- Born: June 9, 1919 Berlin, Germany
- Died: May 22, 1989 (aged 69) Los Angeles, California, United States
- Occupation: Film director
- Parent: Richard Oswald

= Gerd Oswald =

American film director

Gerd Oswald (June 9, 1919 - May 22, 1989) was a German director of American films and television.

==Biography==
Born in Berlin, Oswald was the son of German film director Richard Oswald and actress Käthe Oswald. He worked as a child actor before emigrating to the United States in 1938. Early production jobs at low-budget studios like Monogram Pictures prepared Oswald for a directorial career.

Oswald's film credits include A Kiss Before Dying (1956), Valerie (1957), Crime of Passion (1957), Brainwashed (1960), and Bunny O'Hare (1971).

His television credits include Perry Mason, Blue Light, Bonanza, The Outer Limits, The Fugitive, Star Trek, Gentle Ben, It Takes a Thief, Rawhide, and The Twilight Zone (1985 TV series).

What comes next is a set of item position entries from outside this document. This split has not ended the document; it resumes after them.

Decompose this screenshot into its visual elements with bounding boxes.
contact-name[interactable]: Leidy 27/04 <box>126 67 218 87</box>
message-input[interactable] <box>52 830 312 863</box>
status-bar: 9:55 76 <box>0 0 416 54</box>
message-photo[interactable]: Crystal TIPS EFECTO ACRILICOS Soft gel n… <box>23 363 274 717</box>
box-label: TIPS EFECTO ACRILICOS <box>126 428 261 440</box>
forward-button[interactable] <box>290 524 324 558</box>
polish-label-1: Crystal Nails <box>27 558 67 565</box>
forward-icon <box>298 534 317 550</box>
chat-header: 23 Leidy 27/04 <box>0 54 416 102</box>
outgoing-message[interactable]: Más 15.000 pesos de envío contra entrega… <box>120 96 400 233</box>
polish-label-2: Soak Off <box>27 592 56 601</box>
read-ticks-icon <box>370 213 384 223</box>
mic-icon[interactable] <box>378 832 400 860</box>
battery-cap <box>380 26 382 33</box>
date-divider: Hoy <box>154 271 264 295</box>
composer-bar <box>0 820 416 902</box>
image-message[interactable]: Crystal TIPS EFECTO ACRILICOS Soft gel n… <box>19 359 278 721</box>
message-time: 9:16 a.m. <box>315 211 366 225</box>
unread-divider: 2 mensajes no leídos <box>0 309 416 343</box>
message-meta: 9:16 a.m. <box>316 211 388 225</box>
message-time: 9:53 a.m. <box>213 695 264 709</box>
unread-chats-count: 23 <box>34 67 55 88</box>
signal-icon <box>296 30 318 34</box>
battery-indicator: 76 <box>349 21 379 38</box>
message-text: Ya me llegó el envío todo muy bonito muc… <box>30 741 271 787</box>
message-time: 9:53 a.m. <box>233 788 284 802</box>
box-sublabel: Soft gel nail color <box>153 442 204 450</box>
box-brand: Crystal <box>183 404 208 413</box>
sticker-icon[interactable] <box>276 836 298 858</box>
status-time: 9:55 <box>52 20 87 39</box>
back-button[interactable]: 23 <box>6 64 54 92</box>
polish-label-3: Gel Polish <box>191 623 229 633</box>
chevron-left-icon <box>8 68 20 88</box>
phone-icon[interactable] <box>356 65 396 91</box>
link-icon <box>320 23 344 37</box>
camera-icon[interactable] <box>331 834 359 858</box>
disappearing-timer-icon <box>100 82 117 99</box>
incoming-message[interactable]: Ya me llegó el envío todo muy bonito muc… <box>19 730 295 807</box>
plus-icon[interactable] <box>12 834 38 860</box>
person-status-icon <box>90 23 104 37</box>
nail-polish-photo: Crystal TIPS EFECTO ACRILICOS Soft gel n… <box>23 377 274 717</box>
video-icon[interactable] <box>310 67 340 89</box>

Oswald directed the 1966 film Agent for H.A.R.M., which was the basis of a Mystery Science Theater 3000 episode.

He was an assistant director for 20 years, including on his father's film The Captain from Köpenick (completed in 1941, but only released in 1945), aka Passport to Heaven and I Was a Criminal.

Oswald was the uncredited second-unit director of The Longest Day (1962) responsible for staging the parachute drop scenes into Sainte-Mère-Église, France on D-Day, during the Normandy landings of World War II.

Oswald died of cancer in Los Angeles, California, at the age of 69.